= Unsaturated fat =

Fat or fatty acid in which there is at least one double bond within the fatty acid chain

An unsaturated fat is a fat (triglyceride) containing at least one alkene group. Unsaturated fats can be further classified: monounsaturated fats, polyunsaturated fats, cis and trans fats. They are colorless. Unsaturated fats are derived from unsaturated fatty acids, common examples of which are oleic acid and linoleic acid.

In cellular metabolism, unsaturated fat molecules contain slightly less energy (i.e., fewer calories) than an equivalent amount of saturated fat. The greater the degree of unsaturation in a fatty acid (i.e., the more double bonds in the fatty acid) the more susceptible it becomes to lipid peroxidation (rancidity).

==Occurrence==
The occurrence of unsaturated fats varies widely in nature. The saturated fatty acid components are almost exclusively stearic (C18) and palmitic acids (C16). Monounsaturated fats are almost exclusively oleic acid. Linolenic acid comprises most of the triunsaturated fatty acid component.

Fatty acid component (mole %) of selected fats
| fat source | saturated | monounsaturated | doubly unsaturated | triunsaturated |
|---|---|---|---|---|
| Palm kernel | 60–65 | 10–18 | 1–3 | trace |
| Cottonseed oil | 23–30 | 14–21 | 45–58 | trace |
| Corn oil | 10–15 | 25–35 | 40–60 | trace |
| Linseed oil | 8–11 | 18–26 | 14–20 | 51–56 |
| Soybean oil | 11–17 | 18–25 | 49–57 | 6–11 |
| Peanut oil | 12–17 | 35–42 | 39–44 | trace |
| Lard | 36–48 | 36–52 | 10–12 | 1 |
| Beef tallow | 43–64 | 26–45 | 2–6 | 1 |

==Analysis==
The identification and quantitation of unsaturated fats is a well developed science. The degree of unsaturation of a sample is indicated by the iodine value or iodine number, the degree to which a fat adds iodine. The identification of individual fatty acids, saturated and saturated, that comprise a fat usually entails transesterification to give fatty acid methyl esters (FAMEs), which are amenable to separation and quantitation using gas chromatography. Classically, unsaturated isomers were separated and identified by argentation thin-layer chromatography.

== Chemistry and nutrition ==

Amounts of fat types in selected foods

Examples of unsaturated fatty acids are palmitoleic acid, oleic acid, myristoleic acid, linoleic acid, and arachidonic acid. Foods containing unsaturated fats include avocado, nuts, olive oil, and vegetable oils, such as canola. Meat products contain both saturated and unsaturated fats.

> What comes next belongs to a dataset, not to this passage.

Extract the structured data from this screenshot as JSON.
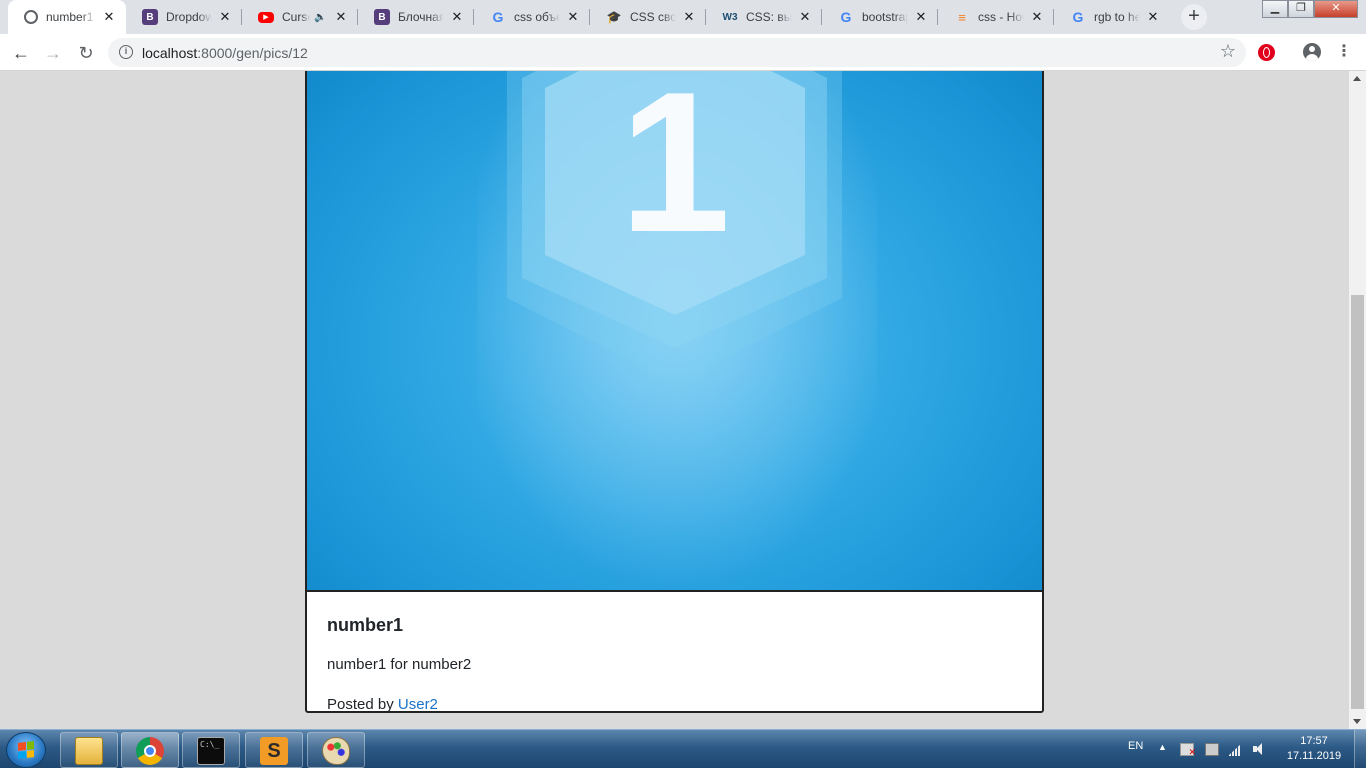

The amount of unsaturated fat consumed should be in a range of about 20-35% of one's daily caloric intake. Most foods contain both unsaturated and saturated fats.

== Membrane composition as a metabolic pacemaker ==
Studies on the cell membranes of mammals and reptiles discovered that mammalian cell membranes are composed of a higher proportion of polyunsaturated fatty acids (DHA, omega-3 fatty acid) than reptiles. Studies on bird fatty acid composition have noted similar proportions to mammals but with 1/3rd less omega-3 fatty acids as compared to omega-6 for a given body size. This fatty acid composition results in a more fluid cell membrane but also one that is permeable to various ions (H+ & Na+), resulting in cell membranes that are more costly to maintain. This maintenance cost has been argued to be one of the key causes for the high metabolic rates and concomitant warm-bloodedness of mammals and birds. However polyunsaturation of cell membranes may also occur in response to chronic cold temperatures as well. In fish increasingly cold environments lead to increasingly high cell membrane content of both monounsaturated and polyunsaturated fatty acids, to maintain greater membrane fluidity (and functionality) at the lower temperatures.